Clerics Say Laws Against Domestic Violence Challenge Sharia Values

Men join the fight for women’s rights
Now Lebanon
ABAAD’s billboard, which reads: “With all my strength against violence… Men say no to violence against women.” 
Had it not been for the Arabic, one would have thought the billboard was in America or Europe.

“With all my strength against violence… Men say no to violence against women” reads the billboard, which sits on the highway in the Beirut suburb of Furn al-Shebbak. 

The billboard was one of 14 set up around the city this month by non-profit group ABAAD, the self-described resource center for gender equality in the Middle East. They are part of a campaign that aims to promote the idea of men supporting the fight to abolish violence against women.

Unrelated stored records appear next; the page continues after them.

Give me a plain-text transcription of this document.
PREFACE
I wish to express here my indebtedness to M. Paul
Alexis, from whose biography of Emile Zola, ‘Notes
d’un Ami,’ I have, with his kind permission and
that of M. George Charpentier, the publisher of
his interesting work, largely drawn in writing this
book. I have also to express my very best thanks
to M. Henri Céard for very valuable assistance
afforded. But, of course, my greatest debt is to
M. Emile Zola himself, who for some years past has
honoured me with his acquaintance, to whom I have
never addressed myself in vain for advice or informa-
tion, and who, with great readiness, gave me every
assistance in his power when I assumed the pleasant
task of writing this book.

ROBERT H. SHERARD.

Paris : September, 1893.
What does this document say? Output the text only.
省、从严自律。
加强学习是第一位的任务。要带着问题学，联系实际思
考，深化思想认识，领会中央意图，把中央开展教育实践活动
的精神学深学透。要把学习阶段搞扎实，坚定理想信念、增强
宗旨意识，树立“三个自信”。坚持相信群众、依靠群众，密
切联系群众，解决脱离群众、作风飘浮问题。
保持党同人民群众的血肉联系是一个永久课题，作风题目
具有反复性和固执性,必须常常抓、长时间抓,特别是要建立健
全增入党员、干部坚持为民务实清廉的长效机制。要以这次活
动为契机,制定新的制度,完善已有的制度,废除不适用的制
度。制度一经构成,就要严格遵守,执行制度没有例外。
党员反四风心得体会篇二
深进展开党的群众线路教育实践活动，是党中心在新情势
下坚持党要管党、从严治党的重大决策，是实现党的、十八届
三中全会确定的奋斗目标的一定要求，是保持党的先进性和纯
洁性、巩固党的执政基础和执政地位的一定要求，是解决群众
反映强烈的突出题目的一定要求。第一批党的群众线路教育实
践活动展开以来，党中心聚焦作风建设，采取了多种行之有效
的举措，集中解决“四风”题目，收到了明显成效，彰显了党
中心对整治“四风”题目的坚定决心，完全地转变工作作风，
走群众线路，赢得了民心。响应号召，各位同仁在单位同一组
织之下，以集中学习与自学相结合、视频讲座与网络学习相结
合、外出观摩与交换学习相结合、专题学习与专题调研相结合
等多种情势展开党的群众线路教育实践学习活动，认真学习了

“This is pioneering in the sense of our focus on engaging men in ending violence against women, all men,” said Anthony Keedi, the campaign’s project coordinator. “It’s a call for action.”
It is the first large-scale media campaign for a women’s issue run by men. As the billboards appear in conservative neighborhoods such as along the airport road as well as in more commercial areas like the Beirut-Jounieh Highway, the message is highly visible. ...

Though Lebanon seems more open than other countries in the region regarding women’s freedom and sexual matters, it is still lagging behind the West on women’s issues. Indeed, a draft law to criminalize domestic violence stalled in parliament last June, when a number of religious authorities—particularly Dar al-Fatwa and the Higher Shia Islamic Council—slammed the legislation for challenging Sharia values. ...

Gender issues should be held on the same level as economic issues, such as unemployment or workers’ rights, he added. “There is still resistance in the field that women’s rights is a women’s issue, but it is time for everyone to partake in the battle.”